Second, the time that the impact switch 1 is connected should satisfy the condition of 5usec or more. This is because power should be applied to the primer that can explode the propellant for a certain time. If the connection is made only for a short time of less than 5usec, the result is that the primer cannot be ignited. Therefore, when the above conditions are satisfied, the lamp 10 is turned on to indicate that the product is of good quality.

Referring to FIG. 1, if a shock is applied to the damper with a shock switch 1 built in a device (not shown) that has the same effect when a collision with the ground occurs after the shell is fired, The sensor 6 operates to apply a signal to the AND gate AND ₂ , while the connection piece embedded in the shock switch 1 is connected to a contact, and as a result, the shock switch 1 is turned on. .

Therefore, when the shock switch 1 is connected, a 20V power supply is applied to the non-inverting terminal of the comparator 2 by limiting the current by the resistors R ₁ and R ₂ . At this time, the output signal of the comparator 2 is " high " when the two input conditions of the input current and the resistance value are 10 kΩ or less compared to the reference voltage 2V (concept of 10 mA) input to the inverting terminal of the comparator 2. It is applied to one terminal of the AND gate (AND ₁ ) and counted by the counter circuit (4) (5) by simultaneously combining the frequencies of 10 MEZ output from the inverting circuit (3). AND ₂ ) combines the counting signal of the two counter circuits 4 and 5 and the signal of the optical sensor 6 to the set terminal of the flip-flop circuit 9 when this value is switched from "high" to "low". As it is applied, the lamp 10 is turned on to indicate that it is connected for more than 5usec. If the time that the impact switch 1 is connected is less than the prescribed time, the output signal of the counter circuit 5 is kept low, so that the set signal cannot be applied to the flip-flop circuit 9, so that the lamp 10 Does not light up. Therefore, when the connection resistance of the shock switch 1 is 100 kW or less and the connection time is 5usec or more, the lamp 10 is turned on to confirm that the shock switch 1 is of good quality. On the other hand, when initializing the circuit after the measurement is completed, when the reset switch 7 is connected to the on state, the 5V power supply is supplied through the resistor R ₃ to reset the counter circuits 4 and 5 and the flip-flop circuit 9. When the signal is transmitted to the set end, all circuits are cleared and returned to the ready state in which the other impact switch 1 can be measured. In the present invention, a plurality of circuits as shown in FIG. 1 are connected to several shock switches 1 at a time. Since it is to measure the operation state of many impact switch (1) in a short time.

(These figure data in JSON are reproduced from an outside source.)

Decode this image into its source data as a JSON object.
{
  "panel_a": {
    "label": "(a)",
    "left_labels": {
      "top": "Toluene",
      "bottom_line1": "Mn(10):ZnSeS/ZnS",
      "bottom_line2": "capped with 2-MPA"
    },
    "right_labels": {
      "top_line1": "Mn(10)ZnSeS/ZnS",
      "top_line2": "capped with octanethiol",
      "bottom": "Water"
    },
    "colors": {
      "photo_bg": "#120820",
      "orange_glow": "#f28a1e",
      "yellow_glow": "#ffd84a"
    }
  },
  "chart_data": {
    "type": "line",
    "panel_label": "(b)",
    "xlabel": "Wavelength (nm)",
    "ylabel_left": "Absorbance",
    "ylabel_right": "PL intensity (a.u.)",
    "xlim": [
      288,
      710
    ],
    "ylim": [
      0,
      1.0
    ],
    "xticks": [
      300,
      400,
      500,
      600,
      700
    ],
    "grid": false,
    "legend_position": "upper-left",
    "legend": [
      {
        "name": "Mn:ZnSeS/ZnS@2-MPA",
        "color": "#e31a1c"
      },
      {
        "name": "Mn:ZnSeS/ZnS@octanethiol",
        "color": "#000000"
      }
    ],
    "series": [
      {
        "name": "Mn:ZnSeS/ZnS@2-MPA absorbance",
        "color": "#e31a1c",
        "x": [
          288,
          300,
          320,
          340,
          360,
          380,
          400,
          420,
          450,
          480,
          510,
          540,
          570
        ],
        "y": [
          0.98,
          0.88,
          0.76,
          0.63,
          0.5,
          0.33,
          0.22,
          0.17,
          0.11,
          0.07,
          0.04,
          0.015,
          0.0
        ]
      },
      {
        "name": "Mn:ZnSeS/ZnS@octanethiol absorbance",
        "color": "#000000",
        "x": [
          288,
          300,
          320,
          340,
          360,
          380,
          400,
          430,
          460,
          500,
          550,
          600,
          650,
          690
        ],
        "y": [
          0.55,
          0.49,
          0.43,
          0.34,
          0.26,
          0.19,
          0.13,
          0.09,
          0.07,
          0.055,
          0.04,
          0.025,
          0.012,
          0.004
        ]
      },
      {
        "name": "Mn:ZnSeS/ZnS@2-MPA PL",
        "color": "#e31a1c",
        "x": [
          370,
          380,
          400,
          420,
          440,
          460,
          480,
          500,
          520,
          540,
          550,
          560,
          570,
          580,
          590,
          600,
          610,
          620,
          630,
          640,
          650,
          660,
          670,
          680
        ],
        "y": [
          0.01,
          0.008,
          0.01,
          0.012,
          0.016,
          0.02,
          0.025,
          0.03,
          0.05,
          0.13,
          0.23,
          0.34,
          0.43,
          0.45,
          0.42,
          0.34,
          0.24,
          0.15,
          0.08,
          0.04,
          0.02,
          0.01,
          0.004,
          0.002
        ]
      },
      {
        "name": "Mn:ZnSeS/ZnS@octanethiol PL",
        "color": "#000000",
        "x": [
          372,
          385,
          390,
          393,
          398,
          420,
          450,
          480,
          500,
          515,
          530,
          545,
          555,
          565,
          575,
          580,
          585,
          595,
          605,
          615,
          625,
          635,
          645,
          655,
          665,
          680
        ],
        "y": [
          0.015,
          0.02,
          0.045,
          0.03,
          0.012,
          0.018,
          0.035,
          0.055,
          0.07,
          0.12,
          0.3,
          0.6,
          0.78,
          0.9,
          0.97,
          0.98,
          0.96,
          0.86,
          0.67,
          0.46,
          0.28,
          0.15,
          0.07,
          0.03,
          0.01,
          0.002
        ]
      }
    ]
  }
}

The present invention, which operates as described above, examines the operation function of the impact switch 1 used for the shell proximity fuse, that is, the resistance value and the time that is connected when the impact switch 1 is connected, and the two conditions are determined. When present in the standard range by the lamp 10 is to be turned on to measure the impact switch 1 quickly and precisely to select only good quality products.

Claims (1)

At one end of the shock switch 1, a 20V power supply is applied through a resistor R ₁ , and the other terminal is connected to a non-inverting terminal of the comparator 2 via a resistor R ₂ , and a reference of 2V to the inverting terminal. While the voltage is applied, the input of the AND gate AND ₁ applies the output signal of the comparator 2 and the frequency of 10 MHZ generated from the oscillation circuit 3, but transmits its output terminal to the counter circuit 4, 5. The signal of the optical sensor 6 and the clock of the counter circuit 4 and 5 mounted on the counter circuit 4 and 5 and the device imparting the impact condition are flip-flop circuits through the AND gate AND ₂ . 9) and to turn on the lamp 10 as its output signal, and to the reset switch 7 to which 5V power is applied, through the resistor R ₃ , each counter circuit 4 and 5 and the inverter Impact switch actuator of the shell proximity fuse, characterized in that connected to the flip-flop circuit (9) through (8) Test circuit.